A longshoreman loads and unloads cargo onto ships from the docks at a port. This work takes a significant amount of skill and strength, as it is considered a very technical and dangerous job.
What you wear, the food on you eat, any of the imported essential items in your life are a direct result of the work of longshoremen. Longshoremen are critical to the international supply chain.
African Americans have worked on Mobile’s port docks from the very beginning, since there were docks in Mobile. Where Cooper Riverside Park currently lies in Mobile was where longshoremen were loading cotton onto the ships, the primary source of economic strength in the American South.
Mobile was called “The Cotton City,” and the people who picked the cotton and the people who moved it (longshoremen) were all African Americans. The longshoremen work with stevedores, who manage the cargo on the ships.

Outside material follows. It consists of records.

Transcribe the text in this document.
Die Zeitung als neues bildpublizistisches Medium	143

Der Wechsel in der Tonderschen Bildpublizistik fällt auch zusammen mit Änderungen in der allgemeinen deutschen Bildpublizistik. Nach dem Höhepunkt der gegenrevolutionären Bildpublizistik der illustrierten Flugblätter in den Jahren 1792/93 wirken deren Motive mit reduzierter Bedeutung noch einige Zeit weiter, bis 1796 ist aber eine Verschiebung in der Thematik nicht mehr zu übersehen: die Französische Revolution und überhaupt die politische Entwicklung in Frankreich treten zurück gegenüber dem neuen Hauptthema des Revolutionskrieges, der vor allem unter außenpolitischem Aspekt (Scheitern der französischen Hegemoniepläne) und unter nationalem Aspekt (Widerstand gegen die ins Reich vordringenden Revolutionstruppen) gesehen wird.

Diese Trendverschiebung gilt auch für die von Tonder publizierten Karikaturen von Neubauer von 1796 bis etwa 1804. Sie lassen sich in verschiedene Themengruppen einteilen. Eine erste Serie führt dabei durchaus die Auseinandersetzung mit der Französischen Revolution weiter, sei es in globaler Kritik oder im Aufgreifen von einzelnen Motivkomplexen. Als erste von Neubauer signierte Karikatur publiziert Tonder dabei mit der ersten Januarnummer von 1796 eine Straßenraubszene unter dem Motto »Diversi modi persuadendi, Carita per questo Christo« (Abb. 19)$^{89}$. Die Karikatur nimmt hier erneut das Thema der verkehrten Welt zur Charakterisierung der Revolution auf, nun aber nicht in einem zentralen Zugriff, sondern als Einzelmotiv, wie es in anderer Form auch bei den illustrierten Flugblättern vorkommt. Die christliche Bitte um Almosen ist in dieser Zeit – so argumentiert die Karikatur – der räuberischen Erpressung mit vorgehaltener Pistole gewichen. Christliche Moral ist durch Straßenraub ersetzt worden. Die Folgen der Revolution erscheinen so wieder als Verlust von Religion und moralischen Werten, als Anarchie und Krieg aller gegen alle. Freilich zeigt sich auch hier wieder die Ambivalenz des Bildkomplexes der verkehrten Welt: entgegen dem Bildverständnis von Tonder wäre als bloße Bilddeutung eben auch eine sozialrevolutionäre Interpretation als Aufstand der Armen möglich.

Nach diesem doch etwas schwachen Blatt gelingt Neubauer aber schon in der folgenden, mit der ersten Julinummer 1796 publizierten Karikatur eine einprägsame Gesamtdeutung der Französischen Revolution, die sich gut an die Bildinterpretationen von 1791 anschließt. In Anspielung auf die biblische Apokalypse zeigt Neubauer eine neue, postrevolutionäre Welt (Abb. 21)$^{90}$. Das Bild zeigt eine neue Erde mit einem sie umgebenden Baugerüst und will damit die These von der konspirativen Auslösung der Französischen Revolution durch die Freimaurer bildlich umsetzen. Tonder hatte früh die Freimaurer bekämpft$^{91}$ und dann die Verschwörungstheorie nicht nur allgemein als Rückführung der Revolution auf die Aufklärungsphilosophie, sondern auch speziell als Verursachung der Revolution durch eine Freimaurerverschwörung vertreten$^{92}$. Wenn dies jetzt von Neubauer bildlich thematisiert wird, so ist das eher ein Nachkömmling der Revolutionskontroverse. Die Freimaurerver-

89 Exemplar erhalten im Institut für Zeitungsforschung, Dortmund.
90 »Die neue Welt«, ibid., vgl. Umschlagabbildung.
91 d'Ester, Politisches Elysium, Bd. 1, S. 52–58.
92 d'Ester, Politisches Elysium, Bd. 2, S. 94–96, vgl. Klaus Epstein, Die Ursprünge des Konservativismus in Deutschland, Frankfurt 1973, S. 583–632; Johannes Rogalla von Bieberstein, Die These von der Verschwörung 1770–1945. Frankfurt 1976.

Historically, stevedores typically owned the ships, so in Mobile they have been predominantly white, while the longshoremen in history started as slaves and freed blacks.
Together, these roles reveal how African American labor formed the backbone of Mobile’s port economy while operating within a system of racial inequality. Longshoremen carried the physical burden of the city’s prosperity, even as control and ownership remained largely out of reach. Their work, often overlooked, laid the foundation for later labor organizing and civil rights efforts that sought fairness, dignity, and recognition for generations of dockworkers who helped build Mobile.